東1局2本場

 青葉は麻雀で負けて清掃で負け分をチャラにしてもらうなんてことは日常茶飯事。


 せめて負け分を倍で取り返したいが、そうもいかない。ナリネコ達は通常なら考えられないあがりや鳴きで素早く局を進めていく。青葉が隙をつけるようなところがない。


 2回戦が始まる。丁度2回戦東1局がはじまる。親は青葉から始まったが配牌が悪い。字牌が多く白、發、中が1牌ずつ。そして東、西の牌にイーピンが2枚。おまけにメンツがそろっていない。


 しかしこれはいきなり国士無双を上がるチャンスでもある。


「(牌は悪い。でもこれなら狙える)」


 2巡目3巡目とお目当ての牌は来ない。しかし4巡目北牌、5巡目チューソー、6巡目、イーマン、7巡目イーソーと国士無双に必要な牌を青葉は引いてくる。


 そして青葉はローワンを切れば国士無双をテンパイというところまで行く。


 相手の手配から3人からどれもタンヤオの気配。上家の天狗は鳴きをサンマンポン、スーウーローマンのチーの2回、萬子で手を染めており、下家の幽霊は筒子と索子しか捨てていない。明らかに萬子待ちの気配。


 特に対家のナリネコの捨て牌にも萬子の捨て牌が少ない。


 ここに来て青葉は、ローワンは危険牌だと思ってしまう。


 結局国士をあきらめたのか青葉は東牌を捨ててしまう。しかしそれが仇。


「あらあら青葉ちゃん。親でその牌捨てるの? それも東1局で勿体ない」


 本来東場の親なら東のみでも2翻になるがこの状況で東牌は安全だという青葉の判断。青葉は国士無双を崩してでも流局か振込がない状況を作る自信があった。


「これでいい」


「ああそう、でもそれなんだよねえ」


「えっ⁉」


「ロン!」


 ナリネコの役は字牌だけの役。字一色。「(そんなバカな)」と思った青葉。ナリネコのイカサマを疑う。


「いきなりそんな役! イカサマじゃないか!」


「イカサマ? 青葉ちゃん何言ってるの。この進化した雀卓は防犯システムだってあるし牌も特殊だよ。東1局で役満あがられたからってイカサマを疑うなんて。これは偶然だよ。私の運が良かっただけ」


 進化した文明の中で雀卓もイカサマが出来なように徹底的な防犯システムに自動雀卓の改良。今の雀卓はほぼ全てマジシャン並みの手癖が悪い妖怪でさえイカサマは不可能な雀卓と化している。

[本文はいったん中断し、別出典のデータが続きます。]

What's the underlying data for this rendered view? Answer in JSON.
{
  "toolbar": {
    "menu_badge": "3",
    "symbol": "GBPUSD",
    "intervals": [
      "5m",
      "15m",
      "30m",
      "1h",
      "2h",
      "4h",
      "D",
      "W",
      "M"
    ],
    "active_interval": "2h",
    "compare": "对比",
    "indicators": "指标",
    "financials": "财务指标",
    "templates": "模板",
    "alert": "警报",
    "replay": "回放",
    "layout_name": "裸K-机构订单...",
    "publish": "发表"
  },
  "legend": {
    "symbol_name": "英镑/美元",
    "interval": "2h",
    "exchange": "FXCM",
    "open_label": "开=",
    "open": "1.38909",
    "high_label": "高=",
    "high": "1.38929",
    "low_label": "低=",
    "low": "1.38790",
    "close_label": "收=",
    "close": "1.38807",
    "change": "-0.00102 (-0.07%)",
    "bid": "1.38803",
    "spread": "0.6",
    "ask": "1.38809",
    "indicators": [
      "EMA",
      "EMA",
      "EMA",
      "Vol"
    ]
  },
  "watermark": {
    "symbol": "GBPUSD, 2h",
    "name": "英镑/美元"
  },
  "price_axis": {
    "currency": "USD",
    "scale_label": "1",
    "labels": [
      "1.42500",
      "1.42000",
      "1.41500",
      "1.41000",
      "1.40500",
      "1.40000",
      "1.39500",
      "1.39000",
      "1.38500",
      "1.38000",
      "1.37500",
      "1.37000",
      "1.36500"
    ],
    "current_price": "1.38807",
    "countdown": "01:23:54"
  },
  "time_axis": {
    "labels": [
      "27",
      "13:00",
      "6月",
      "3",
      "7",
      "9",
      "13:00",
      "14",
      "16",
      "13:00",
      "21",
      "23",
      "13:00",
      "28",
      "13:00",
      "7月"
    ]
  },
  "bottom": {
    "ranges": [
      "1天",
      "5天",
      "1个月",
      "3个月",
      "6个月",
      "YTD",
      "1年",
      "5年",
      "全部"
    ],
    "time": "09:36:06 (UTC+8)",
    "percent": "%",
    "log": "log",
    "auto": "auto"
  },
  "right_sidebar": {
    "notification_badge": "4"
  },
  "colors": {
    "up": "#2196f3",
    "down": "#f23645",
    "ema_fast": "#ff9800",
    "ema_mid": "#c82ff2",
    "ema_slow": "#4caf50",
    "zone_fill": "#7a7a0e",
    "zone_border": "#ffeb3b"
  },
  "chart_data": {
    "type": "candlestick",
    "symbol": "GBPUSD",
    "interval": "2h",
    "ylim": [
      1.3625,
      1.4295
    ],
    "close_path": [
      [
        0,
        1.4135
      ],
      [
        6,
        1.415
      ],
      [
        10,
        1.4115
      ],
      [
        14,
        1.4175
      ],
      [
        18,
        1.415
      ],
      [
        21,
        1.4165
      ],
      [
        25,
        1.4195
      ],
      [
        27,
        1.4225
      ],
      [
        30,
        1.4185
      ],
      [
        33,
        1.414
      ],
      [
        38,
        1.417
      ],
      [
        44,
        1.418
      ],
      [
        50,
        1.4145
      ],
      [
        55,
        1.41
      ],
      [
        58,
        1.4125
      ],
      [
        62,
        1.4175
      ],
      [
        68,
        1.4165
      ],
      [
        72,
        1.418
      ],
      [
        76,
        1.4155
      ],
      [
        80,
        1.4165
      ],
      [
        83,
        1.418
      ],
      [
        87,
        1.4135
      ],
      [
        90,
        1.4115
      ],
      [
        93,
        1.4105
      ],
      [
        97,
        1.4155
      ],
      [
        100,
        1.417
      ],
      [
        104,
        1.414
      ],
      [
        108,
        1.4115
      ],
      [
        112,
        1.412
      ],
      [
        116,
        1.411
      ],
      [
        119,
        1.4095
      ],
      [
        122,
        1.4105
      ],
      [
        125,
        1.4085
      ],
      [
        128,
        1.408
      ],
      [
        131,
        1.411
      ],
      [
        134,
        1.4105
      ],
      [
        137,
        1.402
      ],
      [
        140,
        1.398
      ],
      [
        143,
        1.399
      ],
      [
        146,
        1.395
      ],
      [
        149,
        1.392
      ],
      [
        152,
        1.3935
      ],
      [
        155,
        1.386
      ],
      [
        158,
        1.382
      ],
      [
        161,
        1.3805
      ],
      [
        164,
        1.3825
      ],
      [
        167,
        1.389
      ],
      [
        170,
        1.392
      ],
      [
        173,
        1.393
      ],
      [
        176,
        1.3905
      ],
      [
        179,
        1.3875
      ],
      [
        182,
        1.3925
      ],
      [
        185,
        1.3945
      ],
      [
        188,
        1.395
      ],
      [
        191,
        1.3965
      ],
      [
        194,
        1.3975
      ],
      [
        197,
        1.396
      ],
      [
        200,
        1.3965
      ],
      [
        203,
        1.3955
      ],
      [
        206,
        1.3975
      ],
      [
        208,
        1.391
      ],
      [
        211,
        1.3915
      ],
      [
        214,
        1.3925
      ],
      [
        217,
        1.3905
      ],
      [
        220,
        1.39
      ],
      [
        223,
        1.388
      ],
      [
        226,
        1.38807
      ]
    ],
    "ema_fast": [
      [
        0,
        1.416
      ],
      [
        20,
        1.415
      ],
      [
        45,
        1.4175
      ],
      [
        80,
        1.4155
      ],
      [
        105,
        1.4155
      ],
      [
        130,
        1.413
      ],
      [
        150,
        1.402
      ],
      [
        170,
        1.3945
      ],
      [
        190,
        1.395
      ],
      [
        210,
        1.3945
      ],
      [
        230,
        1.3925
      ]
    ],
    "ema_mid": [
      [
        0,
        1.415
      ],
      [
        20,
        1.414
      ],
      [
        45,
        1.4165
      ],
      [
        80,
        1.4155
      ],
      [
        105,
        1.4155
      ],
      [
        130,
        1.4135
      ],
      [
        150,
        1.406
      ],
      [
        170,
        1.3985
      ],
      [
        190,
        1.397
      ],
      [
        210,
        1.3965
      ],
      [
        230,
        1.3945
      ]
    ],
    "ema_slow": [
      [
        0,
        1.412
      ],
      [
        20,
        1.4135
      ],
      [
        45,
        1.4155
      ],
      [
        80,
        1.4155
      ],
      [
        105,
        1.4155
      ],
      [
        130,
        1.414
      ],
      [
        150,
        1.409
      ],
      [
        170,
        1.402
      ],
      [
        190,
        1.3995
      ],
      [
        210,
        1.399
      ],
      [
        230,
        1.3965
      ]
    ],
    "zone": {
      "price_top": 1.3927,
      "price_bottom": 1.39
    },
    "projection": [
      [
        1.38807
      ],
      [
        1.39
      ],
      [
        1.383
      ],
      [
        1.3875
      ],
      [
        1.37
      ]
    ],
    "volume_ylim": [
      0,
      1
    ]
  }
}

 そのため、ナリネコがイカサマを疑われたことに対して上家の天狗も怒る。


「そう。それにあんただってさっきまで役満狙っていたでしょう?」


 3名が青葉の手配を見る。それにナリネコが反応する。


「国士無双をテンパイしているのにローマン捨てずに東捨てるってバカでしょ」


 そして3名が笑う。こうなって青葉の頭の中は狂う。精神的に病んでしまう。


 麻雀で負け続けたことが青葉を精神的に追い詰めたのだ。もうこれ以上麻雀の牌をまともに打てない。


 これでまた清掃タダ働き。青葉は負けすぎて泣きたくもなければ笑いたくもない無の状態と化した。


 そんな時だった。雷が鳴りだしたと同時に1人の客が入る。それにナリネコが青葉に反応する。


「ほら負け犬店員さん! 新規のお客さんだよう」


 その客は雨に濡れた状態で銭湯の室内に入る。